Highlights » Art in Bloom Across the District

Art in Bloom Across the District

From colorful bottle cap flowers and soaring zendoodle birds to murals celebrating culture, identity, and community, students across Greenburgh Central School District’s elementary schools spent the year discovering that art has the power to transform both spaces and the people who create it.

For nearly two decades, ArtsWestchester resident artist Candace Winter has helped students understand that art is more than a finished product hanging on a wall. Through literature, collaborative projects, and creative exploration, she encourages students to experiment, tell stories, and find their own voice.

Earlier this year, students at Highview Elementary School created murals honoring Lunar New Year and Black History Month, drawing inspiration from the colors, patterns, and storytelling styles of contemporary and historical artists.

For the Lunar New Year mural, playful smiling flowers inspired by Takashi Murakami and the repeated patterns of Yayoi Kusama encouraged students to experiment with color, shape, and design. Lanterns filled with intricate details floated across vibrant backgrounds, while facts about Lunar New Year traditions framed the installation.

During Black History Month, students read Tar Beach by Faith Ringgold and created houses and cityscapes that reflected their own experiences, interests, and dreams. Inspired by Ringgold's storytelling approach and Tyree Guyton's community-centered public art, students reimagined their world through colorful neighborhoods and scenes of possibility.

Beneath a brightly patterned skyline, students illustrated themselves reaching, leaping, and soaring through the night sky. The imagery echoed both Tar Beach and the district's S.O.A.R. vision, inviting students to imagine futures shaped by possibility rather than limitation.

Together, the murals became more than classroom projects. As permanent installations in Highview’s second-grade hallway, they serve as living tributes to the history months they commemorate and reminders that every student has a story, a perspective, and a place within the larger community.

The same ideas of growth, individuality, and collaboration resurfaced this spring at Lee F. Jackson Elementary School through a schoolwide project inspired by Lois Ehlert's beloved children's book, Planting a Rainbow. 

On Earth Day, Ms. Winter introduced students to the project with an environmental twist.

Kindergarten students designed a collaborative rainbow, while first graders created flowers inspired by Ehlert's bold cut-paper collage illustrations. Students drew their own flower designs before Ms. Winter transformed their artwork into wooden sculptures based on the children's original creations.

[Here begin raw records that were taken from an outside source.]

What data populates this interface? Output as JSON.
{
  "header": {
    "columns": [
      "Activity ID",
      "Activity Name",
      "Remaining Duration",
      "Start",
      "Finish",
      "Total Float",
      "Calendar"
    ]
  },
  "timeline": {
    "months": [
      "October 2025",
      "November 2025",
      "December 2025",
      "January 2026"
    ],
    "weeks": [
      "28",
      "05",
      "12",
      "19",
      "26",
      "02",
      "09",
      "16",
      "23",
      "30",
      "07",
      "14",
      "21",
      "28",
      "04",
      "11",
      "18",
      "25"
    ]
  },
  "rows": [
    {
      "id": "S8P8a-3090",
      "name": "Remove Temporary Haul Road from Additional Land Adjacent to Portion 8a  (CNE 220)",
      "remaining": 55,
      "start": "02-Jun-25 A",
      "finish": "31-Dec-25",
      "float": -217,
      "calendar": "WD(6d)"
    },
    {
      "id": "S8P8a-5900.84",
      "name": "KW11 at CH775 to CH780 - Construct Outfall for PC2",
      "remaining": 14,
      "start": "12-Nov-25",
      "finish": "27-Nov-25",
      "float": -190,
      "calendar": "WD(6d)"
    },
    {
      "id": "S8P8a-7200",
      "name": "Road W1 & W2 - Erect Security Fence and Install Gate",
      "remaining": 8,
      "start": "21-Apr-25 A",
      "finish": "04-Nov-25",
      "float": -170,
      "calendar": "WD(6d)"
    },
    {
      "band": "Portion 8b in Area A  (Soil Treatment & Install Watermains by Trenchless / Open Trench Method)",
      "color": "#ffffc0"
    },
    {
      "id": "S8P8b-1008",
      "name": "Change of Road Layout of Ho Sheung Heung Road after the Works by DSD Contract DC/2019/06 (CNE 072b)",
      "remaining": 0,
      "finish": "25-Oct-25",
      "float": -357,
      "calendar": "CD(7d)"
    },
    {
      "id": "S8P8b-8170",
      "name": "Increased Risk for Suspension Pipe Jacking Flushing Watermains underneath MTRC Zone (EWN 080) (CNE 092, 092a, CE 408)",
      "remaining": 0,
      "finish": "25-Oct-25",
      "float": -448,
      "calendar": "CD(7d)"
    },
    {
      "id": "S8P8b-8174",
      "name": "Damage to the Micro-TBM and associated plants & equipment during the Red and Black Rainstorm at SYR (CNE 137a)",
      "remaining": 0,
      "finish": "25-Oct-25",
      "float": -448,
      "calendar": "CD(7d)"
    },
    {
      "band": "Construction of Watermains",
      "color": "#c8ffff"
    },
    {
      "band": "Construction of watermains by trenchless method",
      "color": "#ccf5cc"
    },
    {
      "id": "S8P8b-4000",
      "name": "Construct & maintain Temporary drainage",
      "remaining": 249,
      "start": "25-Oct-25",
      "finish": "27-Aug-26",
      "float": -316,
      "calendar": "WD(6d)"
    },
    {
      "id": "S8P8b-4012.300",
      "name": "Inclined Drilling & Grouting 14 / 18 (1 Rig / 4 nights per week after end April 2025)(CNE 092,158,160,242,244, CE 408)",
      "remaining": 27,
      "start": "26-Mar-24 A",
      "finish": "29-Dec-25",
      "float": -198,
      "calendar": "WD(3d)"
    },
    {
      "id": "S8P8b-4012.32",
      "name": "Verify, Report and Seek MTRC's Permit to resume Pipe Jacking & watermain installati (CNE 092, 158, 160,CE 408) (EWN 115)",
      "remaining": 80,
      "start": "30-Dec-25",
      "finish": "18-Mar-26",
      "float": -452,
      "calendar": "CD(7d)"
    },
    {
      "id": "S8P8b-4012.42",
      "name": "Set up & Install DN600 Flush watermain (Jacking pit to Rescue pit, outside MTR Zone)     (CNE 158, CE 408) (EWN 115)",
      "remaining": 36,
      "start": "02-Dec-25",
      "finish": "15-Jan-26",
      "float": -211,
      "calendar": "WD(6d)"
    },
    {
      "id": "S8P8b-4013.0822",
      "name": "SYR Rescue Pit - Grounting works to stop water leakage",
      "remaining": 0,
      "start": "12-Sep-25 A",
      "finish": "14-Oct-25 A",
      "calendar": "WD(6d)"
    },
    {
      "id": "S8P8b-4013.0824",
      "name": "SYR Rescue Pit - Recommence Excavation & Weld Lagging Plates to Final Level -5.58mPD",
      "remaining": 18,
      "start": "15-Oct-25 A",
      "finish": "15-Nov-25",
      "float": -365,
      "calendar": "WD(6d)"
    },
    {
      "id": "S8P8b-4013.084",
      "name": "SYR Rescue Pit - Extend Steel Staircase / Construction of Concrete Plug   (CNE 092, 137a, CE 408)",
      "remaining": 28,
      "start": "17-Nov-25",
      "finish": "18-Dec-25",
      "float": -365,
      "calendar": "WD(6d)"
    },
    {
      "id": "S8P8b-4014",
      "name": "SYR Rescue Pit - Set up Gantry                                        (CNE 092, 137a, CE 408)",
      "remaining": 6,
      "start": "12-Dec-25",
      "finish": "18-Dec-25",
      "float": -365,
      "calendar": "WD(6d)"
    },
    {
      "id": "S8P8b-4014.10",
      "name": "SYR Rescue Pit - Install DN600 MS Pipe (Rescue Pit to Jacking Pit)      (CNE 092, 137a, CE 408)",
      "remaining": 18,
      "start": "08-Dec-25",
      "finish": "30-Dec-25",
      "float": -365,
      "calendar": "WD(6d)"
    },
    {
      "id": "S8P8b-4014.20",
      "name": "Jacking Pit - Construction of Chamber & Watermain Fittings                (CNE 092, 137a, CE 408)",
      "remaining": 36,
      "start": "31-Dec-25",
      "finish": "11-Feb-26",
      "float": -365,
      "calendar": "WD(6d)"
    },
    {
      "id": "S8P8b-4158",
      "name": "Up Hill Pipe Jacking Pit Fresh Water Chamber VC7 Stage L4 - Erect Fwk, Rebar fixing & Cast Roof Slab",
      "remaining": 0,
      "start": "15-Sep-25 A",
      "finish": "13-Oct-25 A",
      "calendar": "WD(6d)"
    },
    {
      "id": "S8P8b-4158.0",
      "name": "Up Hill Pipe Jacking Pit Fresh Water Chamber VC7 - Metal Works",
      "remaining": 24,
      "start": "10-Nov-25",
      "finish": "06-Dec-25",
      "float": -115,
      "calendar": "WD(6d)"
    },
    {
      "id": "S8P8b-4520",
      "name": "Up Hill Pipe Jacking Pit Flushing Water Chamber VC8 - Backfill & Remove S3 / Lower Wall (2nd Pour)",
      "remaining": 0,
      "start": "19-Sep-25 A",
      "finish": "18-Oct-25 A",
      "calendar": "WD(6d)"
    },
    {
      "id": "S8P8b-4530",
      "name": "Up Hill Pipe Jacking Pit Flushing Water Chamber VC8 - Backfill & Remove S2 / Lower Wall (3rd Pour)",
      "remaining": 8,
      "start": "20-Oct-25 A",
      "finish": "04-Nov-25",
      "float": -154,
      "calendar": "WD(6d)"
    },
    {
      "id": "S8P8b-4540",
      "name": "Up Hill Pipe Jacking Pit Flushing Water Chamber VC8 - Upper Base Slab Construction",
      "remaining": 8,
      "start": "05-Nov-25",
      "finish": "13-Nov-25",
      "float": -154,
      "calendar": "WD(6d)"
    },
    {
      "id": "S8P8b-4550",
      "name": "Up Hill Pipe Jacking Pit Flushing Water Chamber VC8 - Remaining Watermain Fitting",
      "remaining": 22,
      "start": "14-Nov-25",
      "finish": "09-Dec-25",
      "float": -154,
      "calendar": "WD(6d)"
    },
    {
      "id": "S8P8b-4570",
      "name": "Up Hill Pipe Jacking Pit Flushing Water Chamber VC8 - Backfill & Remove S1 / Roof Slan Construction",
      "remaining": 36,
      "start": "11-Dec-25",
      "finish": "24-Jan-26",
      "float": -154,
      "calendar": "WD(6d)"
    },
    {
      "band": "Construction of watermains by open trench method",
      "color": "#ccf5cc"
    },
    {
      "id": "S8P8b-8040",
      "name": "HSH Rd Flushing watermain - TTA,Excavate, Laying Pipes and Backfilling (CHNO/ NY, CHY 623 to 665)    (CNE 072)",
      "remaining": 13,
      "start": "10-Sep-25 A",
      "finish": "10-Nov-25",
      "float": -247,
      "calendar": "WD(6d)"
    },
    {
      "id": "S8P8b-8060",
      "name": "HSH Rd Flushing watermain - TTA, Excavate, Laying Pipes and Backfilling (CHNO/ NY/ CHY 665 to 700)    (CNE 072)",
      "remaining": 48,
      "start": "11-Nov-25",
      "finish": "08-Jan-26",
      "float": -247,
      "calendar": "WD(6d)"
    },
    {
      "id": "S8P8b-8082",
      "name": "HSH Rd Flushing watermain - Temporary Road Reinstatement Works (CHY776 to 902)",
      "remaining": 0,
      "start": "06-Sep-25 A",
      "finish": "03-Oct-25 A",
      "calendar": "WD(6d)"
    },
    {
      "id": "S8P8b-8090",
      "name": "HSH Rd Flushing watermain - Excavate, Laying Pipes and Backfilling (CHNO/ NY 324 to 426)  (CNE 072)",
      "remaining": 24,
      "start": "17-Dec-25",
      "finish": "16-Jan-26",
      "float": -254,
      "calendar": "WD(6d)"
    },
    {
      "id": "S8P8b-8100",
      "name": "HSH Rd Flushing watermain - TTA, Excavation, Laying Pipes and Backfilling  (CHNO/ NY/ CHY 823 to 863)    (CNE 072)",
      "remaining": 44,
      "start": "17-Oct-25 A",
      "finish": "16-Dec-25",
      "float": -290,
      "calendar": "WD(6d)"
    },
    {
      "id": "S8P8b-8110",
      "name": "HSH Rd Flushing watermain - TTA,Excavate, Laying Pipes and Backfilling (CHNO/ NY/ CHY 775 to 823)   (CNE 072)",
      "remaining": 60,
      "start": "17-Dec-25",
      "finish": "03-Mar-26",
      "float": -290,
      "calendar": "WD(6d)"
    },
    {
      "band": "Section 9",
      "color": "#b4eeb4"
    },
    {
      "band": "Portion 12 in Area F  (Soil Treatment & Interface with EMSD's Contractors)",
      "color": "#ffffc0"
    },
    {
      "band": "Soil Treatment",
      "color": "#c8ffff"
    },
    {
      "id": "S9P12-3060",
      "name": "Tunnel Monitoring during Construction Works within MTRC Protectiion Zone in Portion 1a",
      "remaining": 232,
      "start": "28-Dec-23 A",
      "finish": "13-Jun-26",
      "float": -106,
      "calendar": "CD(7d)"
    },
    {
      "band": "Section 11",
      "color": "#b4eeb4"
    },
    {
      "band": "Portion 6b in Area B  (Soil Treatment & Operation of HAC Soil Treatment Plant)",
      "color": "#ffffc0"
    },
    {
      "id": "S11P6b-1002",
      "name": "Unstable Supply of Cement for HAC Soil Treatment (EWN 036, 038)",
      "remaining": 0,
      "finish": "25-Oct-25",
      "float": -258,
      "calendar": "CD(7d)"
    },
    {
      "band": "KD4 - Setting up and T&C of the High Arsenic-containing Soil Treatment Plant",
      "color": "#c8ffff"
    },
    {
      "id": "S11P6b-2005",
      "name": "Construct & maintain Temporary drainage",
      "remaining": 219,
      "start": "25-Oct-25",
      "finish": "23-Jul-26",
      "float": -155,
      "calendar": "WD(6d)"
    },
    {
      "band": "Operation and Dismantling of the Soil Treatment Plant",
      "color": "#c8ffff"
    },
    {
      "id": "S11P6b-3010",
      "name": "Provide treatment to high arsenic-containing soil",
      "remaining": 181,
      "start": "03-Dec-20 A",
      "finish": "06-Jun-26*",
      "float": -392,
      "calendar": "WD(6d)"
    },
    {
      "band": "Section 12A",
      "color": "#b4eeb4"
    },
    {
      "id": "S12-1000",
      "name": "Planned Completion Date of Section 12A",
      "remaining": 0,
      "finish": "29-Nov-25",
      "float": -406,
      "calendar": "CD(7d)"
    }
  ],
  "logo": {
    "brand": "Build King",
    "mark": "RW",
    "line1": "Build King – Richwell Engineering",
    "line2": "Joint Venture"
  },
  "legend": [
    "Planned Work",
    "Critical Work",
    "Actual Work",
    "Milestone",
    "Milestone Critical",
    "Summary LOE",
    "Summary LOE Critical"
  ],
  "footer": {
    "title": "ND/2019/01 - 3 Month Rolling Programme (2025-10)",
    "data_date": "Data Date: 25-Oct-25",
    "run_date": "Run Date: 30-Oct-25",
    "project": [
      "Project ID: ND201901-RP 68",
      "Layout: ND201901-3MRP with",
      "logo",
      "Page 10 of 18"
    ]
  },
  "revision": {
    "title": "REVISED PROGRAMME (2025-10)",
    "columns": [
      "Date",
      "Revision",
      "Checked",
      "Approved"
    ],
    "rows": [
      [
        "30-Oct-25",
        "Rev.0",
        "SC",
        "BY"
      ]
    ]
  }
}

Students collected bottle caps at home, sorted them by color, and chose where each piece belonged before gluing them into place for Ms. Winter to secure to the wooden frames.

As students worked, they began offering artistic suggestions of their own.

"Maybe we should use black caps to put in the middle," suggested Dylan.

Diego was surprised to learn how much of the final display reflected students' ideas.

"I was really surprised that students made the other flowers," he said. "I was surprised that we were going to do it too!"

The bottle cap installations continue a recycling tradition Ms. Winter began in 2021. After recalling the approximately 7,000 screws used in the original courtyard installation, she laughed while counting nearly 100 bottle caps on a single flower. "I'm going to need more screws."

At R.J. Bailey Elementary School, sixth graders continued their tradition of leaving a creative mark before moving on to middle school, expanding the school's annual mandala project into a zendoodle-inspired celebration of transition. Drawing from the district's S.O.A.R. theme and falcon mascot, students transformed bird outlines into intricate works of art while collaborating on a painted landscape inspired by artist Alma Thomas.

"I wanted to continue the Zentangles, but I didn't want to do the same circle again," Ms. Winter explained. "The students love painting on the walls, and the mandala landscape worked well with birds flying. It's sixth grade—they're moving on to the next thing."

"It was a nice way to wind down after all the tests," said Devin, a sixth grader.

When asked how it feels to be soaring into middle school, Devin recognized how much he has grown during his time at R.J. Bailey.

"I've come a long way from the first time I came to Bailey," he said. "I used to think this building was intimidating, and now I'm going to an even bigger building. It's like a full circle moment."

"I'm excited to learn more things and take on new interests in middle school," he added.

As the school year comes to a close, the projects students created will remain behind. Murals will greet students in Highview's hallways, bottle cap flowers will brighten Lee F. Jackson, and mandalas and zendoodle birds will remind future sixth graders of those who came before them.

"Every flower is different," Ms. Winter said.

Part of the beauty of Greenburgh Central is that so are the students who created them.